Two years in Project Pinpoint greatly reducing vehicle theft in Red Deer

Two years in Project Pinpoint greatly reducing vehicle theft in Red Deer

Despite a recent high-profile vehicle theft, a senior police officer with the Red Deer RCMP said the number of thefts has dropped “significantly.”

On July 31, a van belonging to a funeral home was stolen with a body inside it. The theft occurred in a short period of time when the vehicle was empty.

The van was found that same day abandoned, but with the body inside it, in the Glendale neighbourhood.

Statistics presented by the detachment to Red Deer City Hall bear out Insp. Gerald Grobmeier’s claim, as theft of a motor vehicle charges dropped from 389 in 2017 to 178 in 2018, between the months of January and March.

Grobmeier pointed to the detachment’s crime reduction strategy, which has been running for two years.

“It’s really started to take effect,” said Grobmeier. “We’ve been getting some good court sentences. People are being remanded into custody and it’s having an effect.

By December 2017, Grobmeier said all the people police had targeted through project Pinpoint were in custody.

“We put every single person who was identified in the project in jail,” said Grobmeier. “That was the start of our drop and ever since then, there has been a relentless pressure on those individuals.”

Grobmeier said some of the targeted individuals have received “significant” sentences, which has got them off city streets.
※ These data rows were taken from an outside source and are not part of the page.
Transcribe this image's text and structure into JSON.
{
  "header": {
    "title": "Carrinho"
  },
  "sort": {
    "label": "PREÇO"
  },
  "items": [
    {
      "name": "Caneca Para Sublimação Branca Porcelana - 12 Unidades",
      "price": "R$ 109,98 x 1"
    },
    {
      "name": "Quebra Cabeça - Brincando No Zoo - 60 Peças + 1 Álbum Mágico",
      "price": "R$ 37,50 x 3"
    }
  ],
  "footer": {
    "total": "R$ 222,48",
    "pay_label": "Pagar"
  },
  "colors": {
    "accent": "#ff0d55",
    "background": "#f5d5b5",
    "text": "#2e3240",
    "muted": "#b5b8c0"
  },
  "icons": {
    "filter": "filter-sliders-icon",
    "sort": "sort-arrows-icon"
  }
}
“We’ve been doing this now for two years, and some of the people just don’t like the pressure on them anymore and they’ve left,” said Grobmeier. “We’ve had people reach out to us to try and help them turn their lives around. We’ve never had that before.”

The Pinpoint strategy is always changing, Grobmeier said, and it is largely different from when it started two years ago.

But, vehicle owners can also take their own steps to prevent thieves from taking their car.

“We’re still having those issues, we still have people leaving their car running,” said Grobmeier. “By December and January, about 40 per cent of our stolen vehicle incidents are vehicles that are left running with the keys in. Those are numbers we can drop very quickly, but it takes some help from the public.”